Mais ça ne manque pas – mes tétons durcissent sous ses yeux et je serre les cuisses l’une contre l’autre tandis que le manque entre elles grandit.
Je crains qu’il soit capable de me faire jouir d’un simple coup d’œil.
Il se concentre à nouveau sur la route et, presque aussitôt, engage sa grosse Mercedes dans une allée, avant de pénétrer dans un garage prévu pour trois voitures. Tandis que la porte du garage se referme derrière nous, je ne sais pas trop quoi faire. Je me trouve maintenant dans la voiture d’un inconnu, dans le garage d’un inconnu, dans la propriété d’un inconnu. Et personne… personne ne sait où je suis.
Bien joué, Lila. Tu finiras peut-être par être en plat avec des fèves, ou bien ta peau servira de manteau. Mais il est sexy, non ?
— Je… Euh…
Il n’attend pas que je finisse de balbutier mes inquiétudes. Il sort simplement de la voiture et passe de mon côté, ouvre ma portière et me tend une main.
Vous voyez ? Un vrai gentleman. Quel tueur en série aurait d’aussi bonnes manières ?
Putain. Probablement la plupart d’entre eux.
Mes doigts se crispent sur l’ordinateur portable que je tiens contre moi, et je fixe sa main tendue.
Ses doigts semblent longs, foncés et soigneusement manucurés. Tout à fait aptes à m’étrangler. Pourquoi avoir jugé intelligent d’aller prendre un café avec lui ?
— Laisse-moi t’aider, Lila. Prends ma main.
Un ordre poli.
Eh bien, quand il le dit comme ça… D’accord.
Je libère une main cramponnée à mon ordinateur et je le laisse la prendre pour m’aider à sortir du véhicule. Alors qu’il referme la portière derrière moi, je me retourne et aperçois deux autres véhicules dans le garage. L’un ressemble à une vieille voiture des années soixante. Et l’autre n’est pas du tout une voiture.
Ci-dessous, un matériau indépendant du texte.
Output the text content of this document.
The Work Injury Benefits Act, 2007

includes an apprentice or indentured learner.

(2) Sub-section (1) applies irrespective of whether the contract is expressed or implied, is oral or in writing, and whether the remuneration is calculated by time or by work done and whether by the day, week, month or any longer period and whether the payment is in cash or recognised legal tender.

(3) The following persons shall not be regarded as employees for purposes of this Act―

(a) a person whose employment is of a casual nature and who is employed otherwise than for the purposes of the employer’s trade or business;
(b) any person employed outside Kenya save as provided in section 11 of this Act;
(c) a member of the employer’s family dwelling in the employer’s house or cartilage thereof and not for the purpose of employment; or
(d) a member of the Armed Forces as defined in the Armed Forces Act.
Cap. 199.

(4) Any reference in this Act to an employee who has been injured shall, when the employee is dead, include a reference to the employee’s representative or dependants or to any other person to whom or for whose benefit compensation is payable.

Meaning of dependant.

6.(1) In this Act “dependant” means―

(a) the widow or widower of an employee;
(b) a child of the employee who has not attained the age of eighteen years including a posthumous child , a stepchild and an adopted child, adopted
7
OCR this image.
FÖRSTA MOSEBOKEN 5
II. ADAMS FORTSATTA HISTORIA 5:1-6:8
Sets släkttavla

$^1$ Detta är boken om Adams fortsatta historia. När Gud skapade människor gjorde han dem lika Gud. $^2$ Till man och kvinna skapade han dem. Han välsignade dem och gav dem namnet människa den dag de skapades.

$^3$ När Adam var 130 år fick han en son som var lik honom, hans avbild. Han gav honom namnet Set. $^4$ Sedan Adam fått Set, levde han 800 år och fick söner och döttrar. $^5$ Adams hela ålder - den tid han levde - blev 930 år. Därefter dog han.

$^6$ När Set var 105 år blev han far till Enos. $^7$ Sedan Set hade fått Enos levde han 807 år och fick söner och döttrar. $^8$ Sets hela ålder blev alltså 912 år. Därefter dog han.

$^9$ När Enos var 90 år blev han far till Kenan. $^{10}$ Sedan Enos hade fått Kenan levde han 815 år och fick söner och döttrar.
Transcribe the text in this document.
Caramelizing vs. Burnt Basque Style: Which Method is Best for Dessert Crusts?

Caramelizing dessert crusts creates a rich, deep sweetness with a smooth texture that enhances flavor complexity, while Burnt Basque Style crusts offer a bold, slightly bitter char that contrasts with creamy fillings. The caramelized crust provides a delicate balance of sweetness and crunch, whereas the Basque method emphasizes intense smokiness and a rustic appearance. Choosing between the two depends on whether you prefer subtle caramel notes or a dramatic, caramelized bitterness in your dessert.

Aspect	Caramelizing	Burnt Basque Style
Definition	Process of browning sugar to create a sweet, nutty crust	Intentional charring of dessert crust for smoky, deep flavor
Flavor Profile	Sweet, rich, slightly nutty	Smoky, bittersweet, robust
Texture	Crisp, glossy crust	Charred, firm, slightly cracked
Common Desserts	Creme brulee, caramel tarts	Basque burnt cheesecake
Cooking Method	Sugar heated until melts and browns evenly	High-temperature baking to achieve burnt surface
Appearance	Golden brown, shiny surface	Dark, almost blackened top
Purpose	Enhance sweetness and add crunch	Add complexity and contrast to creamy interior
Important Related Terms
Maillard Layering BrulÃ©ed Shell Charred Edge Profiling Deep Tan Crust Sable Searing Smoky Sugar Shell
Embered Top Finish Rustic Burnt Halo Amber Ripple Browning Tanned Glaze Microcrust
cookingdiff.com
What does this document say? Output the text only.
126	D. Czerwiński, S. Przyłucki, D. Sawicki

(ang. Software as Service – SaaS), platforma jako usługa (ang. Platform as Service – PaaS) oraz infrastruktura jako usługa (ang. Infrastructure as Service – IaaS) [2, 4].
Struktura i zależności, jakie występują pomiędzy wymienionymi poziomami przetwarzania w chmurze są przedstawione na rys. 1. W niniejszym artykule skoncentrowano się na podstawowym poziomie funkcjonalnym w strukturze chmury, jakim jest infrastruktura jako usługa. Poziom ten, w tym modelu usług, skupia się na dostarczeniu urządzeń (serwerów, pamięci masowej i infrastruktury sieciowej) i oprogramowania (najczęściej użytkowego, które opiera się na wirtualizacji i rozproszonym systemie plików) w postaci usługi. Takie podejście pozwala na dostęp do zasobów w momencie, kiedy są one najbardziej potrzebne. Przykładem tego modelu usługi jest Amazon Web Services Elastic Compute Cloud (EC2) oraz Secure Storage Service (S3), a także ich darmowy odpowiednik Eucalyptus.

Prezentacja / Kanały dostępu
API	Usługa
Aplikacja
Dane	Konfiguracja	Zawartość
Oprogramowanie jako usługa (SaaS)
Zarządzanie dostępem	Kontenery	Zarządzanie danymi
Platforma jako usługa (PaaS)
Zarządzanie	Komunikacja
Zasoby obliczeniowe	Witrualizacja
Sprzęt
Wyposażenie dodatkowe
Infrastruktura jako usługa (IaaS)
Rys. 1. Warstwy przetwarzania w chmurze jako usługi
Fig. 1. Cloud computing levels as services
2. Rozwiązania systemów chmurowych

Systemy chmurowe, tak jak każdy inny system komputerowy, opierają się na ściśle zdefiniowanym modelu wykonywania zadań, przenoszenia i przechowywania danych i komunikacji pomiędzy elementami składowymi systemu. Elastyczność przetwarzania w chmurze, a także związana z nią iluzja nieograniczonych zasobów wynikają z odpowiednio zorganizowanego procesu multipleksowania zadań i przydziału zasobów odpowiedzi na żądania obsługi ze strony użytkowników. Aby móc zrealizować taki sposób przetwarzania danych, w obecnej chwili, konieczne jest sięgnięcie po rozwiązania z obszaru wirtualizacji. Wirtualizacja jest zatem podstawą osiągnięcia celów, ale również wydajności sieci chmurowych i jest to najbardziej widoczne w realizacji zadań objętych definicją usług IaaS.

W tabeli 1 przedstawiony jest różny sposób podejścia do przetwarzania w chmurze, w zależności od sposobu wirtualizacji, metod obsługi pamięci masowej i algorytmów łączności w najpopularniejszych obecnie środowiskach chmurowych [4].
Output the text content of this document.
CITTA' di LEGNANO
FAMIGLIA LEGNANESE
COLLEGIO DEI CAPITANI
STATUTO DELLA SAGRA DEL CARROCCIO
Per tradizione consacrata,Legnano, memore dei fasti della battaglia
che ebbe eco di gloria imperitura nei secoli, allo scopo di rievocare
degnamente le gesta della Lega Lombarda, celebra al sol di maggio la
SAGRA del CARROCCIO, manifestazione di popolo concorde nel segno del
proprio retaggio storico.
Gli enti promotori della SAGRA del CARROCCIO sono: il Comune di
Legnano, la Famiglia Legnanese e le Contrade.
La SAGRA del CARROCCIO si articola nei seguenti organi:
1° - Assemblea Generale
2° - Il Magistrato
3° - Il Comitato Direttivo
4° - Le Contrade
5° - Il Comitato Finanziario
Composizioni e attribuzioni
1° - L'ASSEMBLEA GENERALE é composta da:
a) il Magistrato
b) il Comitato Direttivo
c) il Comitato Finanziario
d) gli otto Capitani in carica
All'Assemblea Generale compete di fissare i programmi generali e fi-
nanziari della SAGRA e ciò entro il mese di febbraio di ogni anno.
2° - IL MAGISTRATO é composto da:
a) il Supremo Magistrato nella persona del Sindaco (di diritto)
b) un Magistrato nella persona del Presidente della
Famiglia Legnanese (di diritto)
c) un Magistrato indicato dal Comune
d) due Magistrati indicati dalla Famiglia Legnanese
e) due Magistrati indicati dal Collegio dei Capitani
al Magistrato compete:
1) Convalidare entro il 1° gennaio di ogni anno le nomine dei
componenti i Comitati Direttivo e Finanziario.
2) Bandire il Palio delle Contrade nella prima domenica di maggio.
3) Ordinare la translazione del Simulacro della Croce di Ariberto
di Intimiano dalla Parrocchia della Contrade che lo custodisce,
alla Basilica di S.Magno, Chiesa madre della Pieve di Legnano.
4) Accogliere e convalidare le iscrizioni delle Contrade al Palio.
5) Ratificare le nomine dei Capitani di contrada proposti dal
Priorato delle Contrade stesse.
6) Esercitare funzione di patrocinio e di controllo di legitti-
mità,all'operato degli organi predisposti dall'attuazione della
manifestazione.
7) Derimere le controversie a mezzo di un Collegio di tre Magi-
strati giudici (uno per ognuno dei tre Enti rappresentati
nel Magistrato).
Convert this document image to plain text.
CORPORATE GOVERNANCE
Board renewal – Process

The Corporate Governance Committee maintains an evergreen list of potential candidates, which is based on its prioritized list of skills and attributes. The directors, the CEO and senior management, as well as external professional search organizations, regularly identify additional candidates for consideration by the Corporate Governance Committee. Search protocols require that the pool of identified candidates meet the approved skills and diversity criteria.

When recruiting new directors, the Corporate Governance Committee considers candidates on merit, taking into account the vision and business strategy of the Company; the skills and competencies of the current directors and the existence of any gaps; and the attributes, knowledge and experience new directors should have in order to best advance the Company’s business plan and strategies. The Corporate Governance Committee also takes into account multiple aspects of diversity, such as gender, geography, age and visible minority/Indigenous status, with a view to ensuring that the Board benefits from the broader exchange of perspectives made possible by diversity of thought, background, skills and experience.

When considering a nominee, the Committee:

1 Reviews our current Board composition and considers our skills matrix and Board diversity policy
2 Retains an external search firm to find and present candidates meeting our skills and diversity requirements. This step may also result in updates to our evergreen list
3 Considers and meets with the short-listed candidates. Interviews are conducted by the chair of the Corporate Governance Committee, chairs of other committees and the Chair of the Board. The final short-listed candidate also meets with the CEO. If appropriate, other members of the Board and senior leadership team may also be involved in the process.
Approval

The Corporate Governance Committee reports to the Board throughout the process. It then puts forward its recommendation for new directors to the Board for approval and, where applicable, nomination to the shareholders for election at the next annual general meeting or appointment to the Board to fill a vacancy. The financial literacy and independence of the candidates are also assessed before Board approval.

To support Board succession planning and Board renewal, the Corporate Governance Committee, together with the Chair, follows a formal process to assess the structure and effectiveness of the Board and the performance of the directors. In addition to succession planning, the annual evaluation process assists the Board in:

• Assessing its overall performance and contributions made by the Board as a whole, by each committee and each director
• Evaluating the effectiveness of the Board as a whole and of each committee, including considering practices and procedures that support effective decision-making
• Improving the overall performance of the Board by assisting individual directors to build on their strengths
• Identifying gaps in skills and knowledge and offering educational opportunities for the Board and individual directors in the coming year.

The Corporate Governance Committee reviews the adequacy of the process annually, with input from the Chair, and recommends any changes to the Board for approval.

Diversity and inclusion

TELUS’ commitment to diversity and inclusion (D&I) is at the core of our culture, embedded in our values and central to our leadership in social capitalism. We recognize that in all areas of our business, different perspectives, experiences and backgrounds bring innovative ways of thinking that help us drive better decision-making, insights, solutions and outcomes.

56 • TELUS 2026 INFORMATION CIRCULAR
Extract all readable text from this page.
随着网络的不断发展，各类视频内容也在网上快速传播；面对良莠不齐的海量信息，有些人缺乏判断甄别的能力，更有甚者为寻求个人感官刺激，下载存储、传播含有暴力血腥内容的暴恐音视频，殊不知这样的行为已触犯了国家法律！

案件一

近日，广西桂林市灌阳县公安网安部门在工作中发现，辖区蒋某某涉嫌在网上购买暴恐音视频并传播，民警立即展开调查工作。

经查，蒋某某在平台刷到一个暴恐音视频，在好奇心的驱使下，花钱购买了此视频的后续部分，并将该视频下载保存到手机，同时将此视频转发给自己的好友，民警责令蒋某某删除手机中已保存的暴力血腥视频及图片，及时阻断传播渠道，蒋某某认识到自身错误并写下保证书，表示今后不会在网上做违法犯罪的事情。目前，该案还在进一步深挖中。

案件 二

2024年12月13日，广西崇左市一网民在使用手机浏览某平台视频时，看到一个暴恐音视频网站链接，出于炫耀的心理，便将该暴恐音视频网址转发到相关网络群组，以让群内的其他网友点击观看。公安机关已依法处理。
La moto, entièrement noire comme la Benz, semble très puissante, et le symbole qui figure sur le côté est celui de BMW.
Cet homme aime la vitesse. La précision. Le luxe.
Tout ce que je ne représente pas.
Je suis une écrivaine sans le sou qui fait de son mieux pour joindre les deux bouts et qui a même du mal à payer son loyer. Je ne peux pas m’offrir une manucure, ni de vêtements onéreux et encore moins de rendez-vous réguliers chez le coiffeur… ni même une Ford Escort 1988.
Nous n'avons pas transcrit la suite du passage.